# Spar Urethane on Construction Pine for Outdoor Furniture



## paxorion (Oct 19, 2012)

LJs - I am thinking of building 2 of these workhorses and was hoping to use construction grade pine (likely 2×12's ripped). I am looking to leave the finished product outdoors (uncovered) and wanted to know if spar urethane would be sufficient protection for them if recoated every few years, if a different finish would be better, or if I should like for a more weather-resistant non-PT lumber?


----------



## a1Jim (Aug 9, 2008)

Spar varnish should hold up very well.


----------



## LeeBarker (Aug 6, 2010)

Spar urethane, I just learned on LJ, is not the same as spar varnish. If I recall correctly from a recent discussion, spar urethane does not hold up well outside. I hope one of our coatings gurus can weigh in here and correct me if I'm wrong as well as explain exactly what the OP is looking for.

Kindly,

Lee


----------



## Manitario (Jul 4, 2010)

I haven't had very good results from "Helmsman" spar urethane, rarely has the finish survived a year without starting to peel.

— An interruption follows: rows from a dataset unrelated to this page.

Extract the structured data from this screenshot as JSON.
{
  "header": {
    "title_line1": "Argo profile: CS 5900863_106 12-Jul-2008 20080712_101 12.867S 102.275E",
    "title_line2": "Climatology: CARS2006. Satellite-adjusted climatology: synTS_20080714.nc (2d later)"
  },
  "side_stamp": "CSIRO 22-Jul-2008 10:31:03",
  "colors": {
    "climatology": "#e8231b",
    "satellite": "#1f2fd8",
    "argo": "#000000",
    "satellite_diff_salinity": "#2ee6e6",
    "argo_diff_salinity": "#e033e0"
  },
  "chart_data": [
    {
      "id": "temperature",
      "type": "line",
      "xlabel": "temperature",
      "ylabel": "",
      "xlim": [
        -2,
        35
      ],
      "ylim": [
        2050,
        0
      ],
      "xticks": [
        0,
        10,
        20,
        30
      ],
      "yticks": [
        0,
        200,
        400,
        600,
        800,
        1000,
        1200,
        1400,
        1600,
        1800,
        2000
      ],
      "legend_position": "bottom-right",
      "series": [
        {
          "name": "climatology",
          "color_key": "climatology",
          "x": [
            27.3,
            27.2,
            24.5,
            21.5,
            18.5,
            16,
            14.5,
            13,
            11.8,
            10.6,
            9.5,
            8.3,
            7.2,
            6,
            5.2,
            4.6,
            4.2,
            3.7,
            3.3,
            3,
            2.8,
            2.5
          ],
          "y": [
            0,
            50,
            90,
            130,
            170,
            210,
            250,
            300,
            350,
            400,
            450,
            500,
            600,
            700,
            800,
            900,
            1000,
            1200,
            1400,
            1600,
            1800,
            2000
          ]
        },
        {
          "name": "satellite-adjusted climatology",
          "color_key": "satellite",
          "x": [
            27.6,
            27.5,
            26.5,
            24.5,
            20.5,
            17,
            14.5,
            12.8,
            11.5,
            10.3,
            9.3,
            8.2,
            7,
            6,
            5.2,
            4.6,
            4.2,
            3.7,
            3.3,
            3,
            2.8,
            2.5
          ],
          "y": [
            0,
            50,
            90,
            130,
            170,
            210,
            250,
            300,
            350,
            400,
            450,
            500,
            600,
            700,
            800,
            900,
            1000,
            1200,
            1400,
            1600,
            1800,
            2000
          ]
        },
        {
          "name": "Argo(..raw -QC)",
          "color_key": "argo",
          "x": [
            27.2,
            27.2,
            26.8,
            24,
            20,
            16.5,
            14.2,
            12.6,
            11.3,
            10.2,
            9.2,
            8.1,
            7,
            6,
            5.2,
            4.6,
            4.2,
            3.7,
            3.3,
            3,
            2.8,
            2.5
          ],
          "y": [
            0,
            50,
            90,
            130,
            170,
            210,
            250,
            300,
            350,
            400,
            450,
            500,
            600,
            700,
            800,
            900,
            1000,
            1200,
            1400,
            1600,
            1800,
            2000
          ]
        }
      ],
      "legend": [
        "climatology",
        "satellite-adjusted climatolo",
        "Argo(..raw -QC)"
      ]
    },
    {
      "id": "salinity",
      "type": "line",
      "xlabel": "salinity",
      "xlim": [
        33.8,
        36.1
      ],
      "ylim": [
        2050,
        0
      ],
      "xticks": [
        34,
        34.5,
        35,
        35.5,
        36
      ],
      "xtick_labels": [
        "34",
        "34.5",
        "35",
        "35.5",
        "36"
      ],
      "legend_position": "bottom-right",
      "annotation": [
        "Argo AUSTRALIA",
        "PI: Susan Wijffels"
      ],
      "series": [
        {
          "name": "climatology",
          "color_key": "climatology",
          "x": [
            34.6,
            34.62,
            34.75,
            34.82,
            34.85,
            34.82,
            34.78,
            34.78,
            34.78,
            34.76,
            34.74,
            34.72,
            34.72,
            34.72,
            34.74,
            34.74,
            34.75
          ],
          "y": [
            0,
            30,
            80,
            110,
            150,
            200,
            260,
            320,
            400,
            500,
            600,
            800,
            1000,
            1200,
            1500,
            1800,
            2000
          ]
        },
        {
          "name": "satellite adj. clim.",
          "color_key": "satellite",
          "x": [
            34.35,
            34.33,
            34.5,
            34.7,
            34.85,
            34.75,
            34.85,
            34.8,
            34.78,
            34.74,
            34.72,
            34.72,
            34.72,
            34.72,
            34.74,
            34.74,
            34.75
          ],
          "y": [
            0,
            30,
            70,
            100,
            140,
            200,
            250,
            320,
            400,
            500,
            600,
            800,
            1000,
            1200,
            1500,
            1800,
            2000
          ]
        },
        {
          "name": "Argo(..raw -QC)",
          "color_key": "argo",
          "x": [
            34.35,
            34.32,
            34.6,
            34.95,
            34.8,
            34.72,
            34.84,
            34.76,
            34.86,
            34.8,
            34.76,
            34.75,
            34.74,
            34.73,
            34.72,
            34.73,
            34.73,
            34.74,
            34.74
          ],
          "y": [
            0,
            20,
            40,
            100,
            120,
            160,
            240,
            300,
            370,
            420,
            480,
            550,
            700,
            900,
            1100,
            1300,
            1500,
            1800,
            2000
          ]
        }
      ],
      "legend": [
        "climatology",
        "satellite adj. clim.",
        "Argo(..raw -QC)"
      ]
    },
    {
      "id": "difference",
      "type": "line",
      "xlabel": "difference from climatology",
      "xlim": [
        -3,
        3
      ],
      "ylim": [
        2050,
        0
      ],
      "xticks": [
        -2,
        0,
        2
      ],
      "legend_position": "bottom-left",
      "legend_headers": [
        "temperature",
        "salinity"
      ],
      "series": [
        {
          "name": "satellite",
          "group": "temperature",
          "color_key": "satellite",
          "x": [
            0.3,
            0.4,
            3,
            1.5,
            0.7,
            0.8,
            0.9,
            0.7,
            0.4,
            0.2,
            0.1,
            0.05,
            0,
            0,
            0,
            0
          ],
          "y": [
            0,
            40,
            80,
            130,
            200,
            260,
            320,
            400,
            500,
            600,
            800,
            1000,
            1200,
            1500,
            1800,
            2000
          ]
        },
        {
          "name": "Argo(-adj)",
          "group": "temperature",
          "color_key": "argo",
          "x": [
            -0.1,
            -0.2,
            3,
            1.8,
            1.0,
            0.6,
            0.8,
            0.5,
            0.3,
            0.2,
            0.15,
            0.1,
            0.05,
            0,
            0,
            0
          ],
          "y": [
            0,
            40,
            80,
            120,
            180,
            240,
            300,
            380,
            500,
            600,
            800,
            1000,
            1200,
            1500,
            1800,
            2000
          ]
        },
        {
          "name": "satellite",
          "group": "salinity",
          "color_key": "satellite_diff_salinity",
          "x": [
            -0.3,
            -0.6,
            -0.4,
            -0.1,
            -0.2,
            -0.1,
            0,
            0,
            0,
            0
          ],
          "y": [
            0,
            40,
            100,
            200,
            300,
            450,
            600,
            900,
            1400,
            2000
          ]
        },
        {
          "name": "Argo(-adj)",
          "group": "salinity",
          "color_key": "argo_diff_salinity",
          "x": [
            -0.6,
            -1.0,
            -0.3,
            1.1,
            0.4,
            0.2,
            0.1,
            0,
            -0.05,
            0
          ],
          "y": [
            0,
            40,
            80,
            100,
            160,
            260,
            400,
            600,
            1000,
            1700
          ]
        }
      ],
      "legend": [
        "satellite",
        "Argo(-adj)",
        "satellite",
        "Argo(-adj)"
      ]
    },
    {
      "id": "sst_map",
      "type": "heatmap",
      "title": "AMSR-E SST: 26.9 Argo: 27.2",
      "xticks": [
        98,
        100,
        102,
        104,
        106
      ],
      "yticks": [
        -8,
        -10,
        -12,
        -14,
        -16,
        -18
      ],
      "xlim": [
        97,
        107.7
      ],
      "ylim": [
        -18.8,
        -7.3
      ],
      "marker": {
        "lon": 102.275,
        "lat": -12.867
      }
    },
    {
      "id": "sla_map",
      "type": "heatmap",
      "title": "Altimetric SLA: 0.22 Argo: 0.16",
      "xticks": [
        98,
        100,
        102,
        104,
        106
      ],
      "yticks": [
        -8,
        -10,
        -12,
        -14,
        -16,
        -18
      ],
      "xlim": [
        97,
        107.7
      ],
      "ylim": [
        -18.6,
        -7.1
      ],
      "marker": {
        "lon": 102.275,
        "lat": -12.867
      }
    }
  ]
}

You may want to use a marine varnish like Epifanes, it will last a lot longer!


----------



## paxorion (Oct 19, 2012)

Lee - I'm hoping to apply some sort of finish that will provide water resistance for the workhorses to be left outdoors year around. I'm in Virginia where we see all the seasons, albeit more mild than elsewhere. I'll look into the difference between spar urethane, spar varnish, and any other outdoor deck sealer that can be an option.


----------



## gfadvm (Jan 13, 2011)

The sunlight is what wrecks the Spar urethane. I have had it peel/crack without ever getting wet. The ideal outdoor finish doesn't exist if you're looking for maintenance free. My best friend uses some kind of oil on his log home that the log home people recommended and he is happy with it. But he does redo it periodically.


----------



## paxorion (Oct 19, 2012)

Regular maintenance is OK for me. I don't mind adding to my annual maintenance routine for my deck. I'm mainly concerned with preventing wood rot due to moisture exposure.


----------